The nation has been looking at Georgia's education system recently, and not through a favorable lens. Why is that?
- GA received the lowest grade in the United States on the strength of its proficiency standards.
- Citing cost issues, Georgia decides to pull out of the consortium that was developing assessments based on the Common Core (PARCC) and instead, while NOT sharing any details on how it will get there, states that it can develop similar quality tests at a fraction of the cost. The tab? Approximately $30 million, a rounding error as a percentage of the total state education budget.
- The GA DoE has been warned by the U.S. Dept. of Education that at least $10M in RT3 award funds are at risk because it did not live up to certain obligations outlined in its grant proposal about the timing of the implementation of a new, accountability-based teacher evaluation system.
With all of the backpedaling on Common Core, the current State Superintendent, John Barge, decides his job performance was so stellar that he feels capable of running for Governor against the incumbent in a primary!
With all of the challenges facing public school systems related to school governance, academic achievement, the Common Core and other key reforms, the microscope continues to shine the brightest on Atlanta Public Schools ("APS"). Crippled by a major cheating scandal, and graduation rates for certain minorities still below 50 percent, the school board decides to spend nearly $150 million on rebuilding one high school - North Atlanta High School. Plenty of education reformers and public policy officials have question the wisdom of this move, which was featured in a major NY Times story, on whether this will truly transform public educaton in Georgia when it reaches less than 1,500 students.
With this massive cloud continuing to rein over the sixth largest school district in the state (~50K students), it was recently announced that the school board had not only fired its original search firm leading the search for a permanent Superintendent, but that it hired two search firms to take over the effort. Both of these firms are well respected firms, but they are not known for making waves or finding visionary leaders. They are skilled at finding leaders who fit PRECISELY into the box laid out for them by the client.
So the question I raise is whether APS is not only capable, but positioned to attract a skilled, visionary, progressive administrator to fundamentally reform this school system, which is one of the largest employers in Metro Atlanta. I am very concerned that at this critical moment for Atlanta's public schools, that Atlanta will not find the leader they sorely need. Why is that?
- They are bringing the public into the process. The taxpayers elected a school board to make these decisions, with the input of key stakeholders from private industry and city and state government. I fear this is a terrible move by the search committee and will only add to the chaos.

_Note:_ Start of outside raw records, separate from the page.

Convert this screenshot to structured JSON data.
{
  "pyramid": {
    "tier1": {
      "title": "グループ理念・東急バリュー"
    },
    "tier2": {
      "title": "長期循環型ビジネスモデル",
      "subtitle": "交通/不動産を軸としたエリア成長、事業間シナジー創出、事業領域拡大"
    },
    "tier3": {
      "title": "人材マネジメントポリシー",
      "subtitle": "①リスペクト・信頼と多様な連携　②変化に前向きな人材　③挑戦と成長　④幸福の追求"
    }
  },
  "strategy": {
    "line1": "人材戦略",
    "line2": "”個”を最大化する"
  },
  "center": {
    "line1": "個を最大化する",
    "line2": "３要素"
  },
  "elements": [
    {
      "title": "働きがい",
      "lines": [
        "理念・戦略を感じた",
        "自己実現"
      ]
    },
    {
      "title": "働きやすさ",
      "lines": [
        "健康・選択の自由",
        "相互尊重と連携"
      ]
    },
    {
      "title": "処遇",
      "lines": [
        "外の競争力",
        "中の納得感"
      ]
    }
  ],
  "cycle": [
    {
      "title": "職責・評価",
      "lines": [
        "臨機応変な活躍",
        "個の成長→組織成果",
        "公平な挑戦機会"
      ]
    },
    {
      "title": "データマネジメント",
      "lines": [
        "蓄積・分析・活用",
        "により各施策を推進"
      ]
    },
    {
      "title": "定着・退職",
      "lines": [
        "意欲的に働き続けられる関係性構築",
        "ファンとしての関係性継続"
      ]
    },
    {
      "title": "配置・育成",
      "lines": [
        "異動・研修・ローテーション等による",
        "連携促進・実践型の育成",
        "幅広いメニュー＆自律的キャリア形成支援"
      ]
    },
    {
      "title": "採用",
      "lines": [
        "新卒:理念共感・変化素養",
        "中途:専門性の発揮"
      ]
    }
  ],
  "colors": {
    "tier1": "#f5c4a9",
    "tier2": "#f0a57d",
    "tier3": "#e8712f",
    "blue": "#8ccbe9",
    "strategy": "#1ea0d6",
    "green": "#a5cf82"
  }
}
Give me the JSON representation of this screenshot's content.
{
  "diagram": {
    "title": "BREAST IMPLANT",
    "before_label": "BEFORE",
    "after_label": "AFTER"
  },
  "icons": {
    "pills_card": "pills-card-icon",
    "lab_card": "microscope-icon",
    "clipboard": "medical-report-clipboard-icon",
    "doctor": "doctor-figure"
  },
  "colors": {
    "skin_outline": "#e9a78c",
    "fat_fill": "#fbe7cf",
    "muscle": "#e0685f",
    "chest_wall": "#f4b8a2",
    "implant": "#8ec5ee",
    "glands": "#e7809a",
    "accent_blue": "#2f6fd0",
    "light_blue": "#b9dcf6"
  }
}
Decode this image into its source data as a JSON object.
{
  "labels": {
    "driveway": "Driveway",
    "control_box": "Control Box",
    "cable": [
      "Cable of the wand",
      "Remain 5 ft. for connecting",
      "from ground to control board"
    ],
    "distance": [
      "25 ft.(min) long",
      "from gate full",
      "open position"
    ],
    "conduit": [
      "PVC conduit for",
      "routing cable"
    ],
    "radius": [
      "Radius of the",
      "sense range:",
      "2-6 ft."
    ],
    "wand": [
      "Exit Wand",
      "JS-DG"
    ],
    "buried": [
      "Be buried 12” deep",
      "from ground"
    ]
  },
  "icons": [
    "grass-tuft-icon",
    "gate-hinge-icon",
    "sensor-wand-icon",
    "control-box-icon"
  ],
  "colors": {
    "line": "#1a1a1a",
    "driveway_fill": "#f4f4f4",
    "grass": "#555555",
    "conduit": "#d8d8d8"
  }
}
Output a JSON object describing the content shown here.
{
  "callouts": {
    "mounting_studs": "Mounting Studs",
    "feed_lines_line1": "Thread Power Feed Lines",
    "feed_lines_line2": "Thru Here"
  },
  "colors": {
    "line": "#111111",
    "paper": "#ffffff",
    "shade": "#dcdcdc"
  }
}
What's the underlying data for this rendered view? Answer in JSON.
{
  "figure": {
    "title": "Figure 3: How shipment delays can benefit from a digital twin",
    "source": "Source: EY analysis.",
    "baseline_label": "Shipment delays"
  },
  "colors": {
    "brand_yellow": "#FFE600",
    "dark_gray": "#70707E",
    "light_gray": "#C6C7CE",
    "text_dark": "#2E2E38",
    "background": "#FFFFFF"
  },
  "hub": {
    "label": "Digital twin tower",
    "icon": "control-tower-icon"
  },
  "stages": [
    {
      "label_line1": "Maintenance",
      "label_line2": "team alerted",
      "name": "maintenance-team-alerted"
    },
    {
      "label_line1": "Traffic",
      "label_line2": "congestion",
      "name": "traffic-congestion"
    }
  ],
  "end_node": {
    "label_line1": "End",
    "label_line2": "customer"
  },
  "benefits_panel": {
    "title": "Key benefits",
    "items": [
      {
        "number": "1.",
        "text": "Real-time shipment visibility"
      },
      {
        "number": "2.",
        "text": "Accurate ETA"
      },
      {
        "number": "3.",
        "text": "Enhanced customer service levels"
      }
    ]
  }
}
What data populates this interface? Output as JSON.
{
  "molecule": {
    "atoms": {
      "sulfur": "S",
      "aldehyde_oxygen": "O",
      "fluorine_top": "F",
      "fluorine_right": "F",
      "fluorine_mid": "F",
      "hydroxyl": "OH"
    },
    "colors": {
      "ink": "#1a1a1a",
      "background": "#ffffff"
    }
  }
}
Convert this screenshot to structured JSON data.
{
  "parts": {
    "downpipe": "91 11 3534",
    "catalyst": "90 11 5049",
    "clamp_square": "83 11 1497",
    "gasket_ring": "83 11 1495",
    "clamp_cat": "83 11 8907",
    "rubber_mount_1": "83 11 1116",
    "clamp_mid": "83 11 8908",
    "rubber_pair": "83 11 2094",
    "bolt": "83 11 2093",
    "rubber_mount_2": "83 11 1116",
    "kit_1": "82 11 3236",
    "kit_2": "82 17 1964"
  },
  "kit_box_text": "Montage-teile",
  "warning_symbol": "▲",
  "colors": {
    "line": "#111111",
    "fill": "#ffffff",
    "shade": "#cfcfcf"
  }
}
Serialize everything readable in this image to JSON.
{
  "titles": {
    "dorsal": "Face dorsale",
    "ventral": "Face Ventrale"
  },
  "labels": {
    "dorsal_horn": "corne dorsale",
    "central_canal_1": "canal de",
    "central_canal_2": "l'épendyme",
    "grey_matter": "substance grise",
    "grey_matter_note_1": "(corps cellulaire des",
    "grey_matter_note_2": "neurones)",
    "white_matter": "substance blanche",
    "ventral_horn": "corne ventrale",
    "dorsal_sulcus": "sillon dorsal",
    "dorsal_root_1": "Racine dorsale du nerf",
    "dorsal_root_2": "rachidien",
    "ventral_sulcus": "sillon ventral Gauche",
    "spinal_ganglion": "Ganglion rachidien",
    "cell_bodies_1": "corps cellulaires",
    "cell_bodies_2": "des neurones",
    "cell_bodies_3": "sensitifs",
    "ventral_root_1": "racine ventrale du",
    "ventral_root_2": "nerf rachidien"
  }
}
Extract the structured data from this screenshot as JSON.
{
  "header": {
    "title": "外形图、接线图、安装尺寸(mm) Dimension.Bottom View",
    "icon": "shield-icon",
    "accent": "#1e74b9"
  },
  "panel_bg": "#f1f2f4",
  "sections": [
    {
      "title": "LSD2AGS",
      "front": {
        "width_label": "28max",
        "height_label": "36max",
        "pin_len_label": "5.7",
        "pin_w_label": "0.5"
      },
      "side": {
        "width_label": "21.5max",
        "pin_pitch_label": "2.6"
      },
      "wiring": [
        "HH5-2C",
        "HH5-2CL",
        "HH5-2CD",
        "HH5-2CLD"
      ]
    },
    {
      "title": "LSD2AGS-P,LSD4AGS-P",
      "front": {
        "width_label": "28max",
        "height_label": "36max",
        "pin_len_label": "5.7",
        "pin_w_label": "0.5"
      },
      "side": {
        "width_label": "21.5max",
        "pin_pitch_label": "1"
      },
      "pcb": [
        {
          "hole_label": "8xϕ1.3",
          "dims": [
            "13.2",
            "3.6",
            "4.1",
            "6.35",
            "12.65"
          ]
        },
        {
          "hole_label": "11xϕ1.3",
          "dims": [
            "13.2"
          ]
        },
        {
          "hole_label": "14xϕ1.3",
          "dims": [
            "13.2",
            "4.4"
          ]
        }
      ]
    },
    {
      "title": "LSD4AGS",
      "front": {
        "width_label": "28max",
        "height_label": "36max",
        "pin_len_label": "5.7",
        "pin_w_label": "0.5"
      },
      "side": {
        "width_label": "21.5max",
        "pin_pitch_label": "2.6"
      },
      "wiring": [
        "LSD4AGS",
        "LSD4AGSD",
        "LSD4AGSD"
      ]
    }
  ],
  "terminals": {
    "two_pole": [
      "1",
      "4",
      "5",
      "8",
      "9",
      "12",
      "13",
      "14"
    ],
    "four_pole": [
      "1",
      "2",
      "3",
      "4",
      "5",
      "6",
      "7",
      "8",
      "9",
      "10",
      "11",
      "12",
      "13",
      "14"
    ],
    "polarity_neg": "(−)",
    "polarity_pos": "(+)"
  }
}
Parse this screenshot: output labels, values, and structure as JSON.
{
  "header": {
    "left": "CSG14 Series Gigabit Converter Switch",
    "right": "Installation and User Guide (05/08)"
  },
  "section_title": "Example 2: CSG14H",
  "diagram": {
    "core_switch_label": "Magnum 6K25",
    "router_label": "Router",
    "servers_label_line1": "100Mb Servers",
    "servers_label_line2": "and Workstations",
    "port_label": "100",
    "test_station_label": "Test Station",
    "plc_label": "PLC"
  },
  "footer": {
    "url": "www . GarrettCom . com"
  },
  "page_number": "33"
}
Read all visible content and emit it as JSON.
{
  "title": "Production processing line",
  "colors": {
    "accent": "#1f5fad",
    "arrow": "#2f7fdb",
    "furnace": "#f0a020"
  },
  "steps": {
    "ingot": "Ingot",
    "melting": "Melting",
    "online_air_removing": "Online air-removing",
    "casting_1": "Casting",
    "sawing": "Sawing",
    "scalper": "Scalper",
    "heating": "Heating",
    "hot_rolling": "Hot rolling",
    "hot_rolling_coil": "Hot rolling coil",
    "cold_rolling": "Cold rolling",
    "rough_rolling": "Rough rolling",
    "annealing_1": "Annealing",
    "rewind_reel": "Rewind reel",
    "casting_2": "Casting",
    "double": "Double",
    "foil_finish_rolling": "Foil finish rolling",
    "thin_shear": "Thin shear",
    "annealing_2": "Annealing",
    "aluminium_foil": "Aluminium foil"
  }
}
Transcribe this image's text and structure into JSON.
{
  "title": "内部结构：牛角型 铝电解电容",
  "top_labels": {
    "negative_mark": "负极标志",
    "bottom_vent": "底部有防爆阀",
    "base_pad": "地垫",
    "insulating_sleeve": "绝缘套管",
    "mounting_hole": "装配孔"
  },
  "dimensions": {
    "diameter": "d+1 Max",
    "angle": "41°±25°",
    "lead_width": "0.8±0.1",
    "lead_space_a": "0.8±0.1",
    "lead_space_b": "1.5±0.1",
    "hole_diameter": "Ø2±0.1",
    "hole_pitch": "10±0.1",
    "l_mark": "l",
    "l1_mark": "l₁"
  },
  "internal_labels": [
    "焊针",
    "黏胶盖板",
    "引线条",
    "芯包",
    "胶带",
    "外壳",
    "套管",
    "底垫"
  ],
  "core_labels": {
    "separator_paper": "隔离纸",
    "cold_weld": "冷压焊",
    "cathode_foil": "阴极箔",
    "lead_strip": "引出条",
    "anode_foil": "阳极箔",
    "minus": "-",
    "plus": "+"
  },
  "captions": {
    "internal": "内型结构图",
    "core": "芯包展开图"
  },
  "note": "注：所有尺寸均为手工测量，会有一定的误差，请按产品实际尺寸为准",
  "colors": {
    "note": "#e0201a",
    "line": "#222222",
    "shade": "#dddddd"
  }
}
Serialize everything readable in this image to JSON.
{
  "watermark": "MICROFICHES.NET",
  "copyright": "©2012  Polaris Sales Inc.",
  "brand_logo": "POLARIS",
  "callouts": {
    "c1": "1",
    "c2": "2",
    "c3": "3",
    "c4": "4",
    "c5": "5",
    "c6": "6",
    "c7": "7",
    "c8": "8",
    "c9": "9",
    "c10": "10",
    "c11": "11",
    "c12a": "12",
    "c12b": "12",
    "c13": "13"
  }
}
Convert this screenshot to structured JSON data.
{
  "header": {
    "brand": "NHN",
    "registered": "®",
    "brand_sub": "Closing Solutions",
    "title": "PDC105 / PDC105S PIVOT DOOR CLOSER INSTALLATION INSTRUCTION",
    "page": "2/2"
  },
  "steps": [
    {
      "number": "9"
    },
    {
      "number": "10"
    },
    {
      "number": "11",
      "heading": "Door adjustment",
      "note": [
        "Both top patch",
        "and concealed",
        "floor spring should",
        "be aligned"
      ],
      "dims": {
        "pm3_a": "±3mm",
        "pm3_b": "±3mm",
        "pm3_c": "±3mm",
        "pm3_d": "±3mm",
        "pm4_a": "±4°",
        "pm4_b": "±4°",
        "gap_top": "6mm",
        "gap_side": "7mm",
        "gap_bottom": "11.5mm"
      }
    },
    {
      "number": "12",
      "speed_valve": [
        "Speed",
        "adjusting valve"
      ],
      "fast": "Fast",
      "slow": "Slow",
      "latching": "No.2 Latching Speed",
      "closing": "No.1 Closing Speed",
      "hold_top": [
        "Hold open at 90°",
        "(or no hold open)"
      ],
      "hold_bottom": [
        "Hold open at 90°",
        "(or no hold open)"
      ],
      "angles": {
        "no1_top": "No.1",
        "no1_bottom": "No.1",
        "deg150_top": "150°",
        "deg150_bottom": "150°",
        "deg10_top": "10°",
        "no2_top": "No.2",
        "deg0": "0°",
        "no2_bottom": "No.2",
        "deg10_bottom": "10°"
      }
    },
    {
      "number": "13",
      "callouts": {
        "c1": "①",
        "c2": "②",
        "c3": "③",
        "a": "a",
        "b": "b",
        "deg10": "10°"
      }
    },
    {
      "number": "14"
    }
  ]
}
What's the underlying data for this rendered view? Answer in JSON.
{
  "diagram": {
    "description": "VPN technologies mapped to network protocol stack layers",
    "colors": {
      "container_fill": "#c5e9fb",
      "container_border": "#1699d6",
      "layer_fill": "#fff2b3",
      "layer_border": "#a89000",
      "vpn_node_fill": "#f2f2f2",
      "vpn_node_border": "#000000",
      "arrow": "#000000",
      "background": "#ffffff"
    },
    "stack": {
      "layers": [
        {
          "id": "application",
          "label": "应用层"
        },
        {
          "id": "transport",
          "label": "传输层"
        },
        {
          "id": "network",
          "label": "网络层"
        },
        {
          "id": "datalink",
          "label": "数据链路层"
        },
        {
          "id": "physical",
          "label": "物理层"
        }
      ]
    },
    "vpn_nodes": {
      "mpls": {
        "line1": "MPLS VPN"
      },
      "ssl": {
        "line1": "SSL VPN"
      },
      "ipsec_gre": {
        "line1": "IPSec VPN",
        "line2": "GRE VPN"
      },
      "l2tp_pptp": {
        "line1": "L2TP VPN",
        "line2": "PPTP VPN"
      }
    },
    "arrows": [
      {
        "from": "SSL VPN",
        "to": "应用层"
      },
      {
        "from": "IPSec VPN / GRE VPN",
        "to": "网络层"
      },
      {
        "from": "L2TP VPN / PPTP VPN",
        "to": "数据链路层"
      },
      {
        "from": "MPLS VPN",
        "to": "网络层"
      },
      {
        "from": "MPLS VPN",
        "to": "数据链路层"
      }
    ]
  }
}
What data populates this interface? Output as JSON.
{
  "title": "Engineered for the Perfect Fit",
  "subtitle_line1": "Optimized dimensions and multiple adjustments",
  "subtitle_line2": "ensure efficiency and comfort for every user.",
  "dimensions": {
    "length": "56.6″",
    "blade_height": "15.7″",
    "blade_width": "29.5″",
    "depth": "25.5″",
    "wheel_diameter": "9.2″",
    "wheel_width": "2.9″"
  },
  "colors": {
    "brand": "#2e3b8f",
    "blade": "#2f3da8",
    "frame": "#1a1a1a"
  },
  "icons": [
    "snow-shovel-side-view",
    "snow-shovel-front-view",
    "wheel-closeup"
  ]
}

- What will the role of politics be in this process? Will the process be circumvented by political favors and referral candidates?
- Will the search committee be able to attract serious candidates with the cheating scandal trial not taking place until 2014?
- Should APS try and lure a "rising star" with progressive leanings and some experience in urban school districts, versus an experienced administrator who will command major dollars a la Dr. Beverly Hall?
- Will APS find the best candidate regardless of race or ethnicity?
- How will APS address the perceived disconnect between the goals of the school board and what actually occurs? A recent article outlines the difficulties a prospective candidate will face.
Running a major urban school system in the current toxic environment of public education is a daunting task for any leader. APS would be wise to look at best practices and identify those administrators who have successfully turned around failing urban school systems (e.g., Nashville) and try and poach key members of their team. Find a candidate who has been trained in a successful environment - just like the Falcons did when they hired a young, but very smart member of the New England Patriots organization: Thomas Dimitroff, to become their General Manager. Seems that hire has worked out pretty well.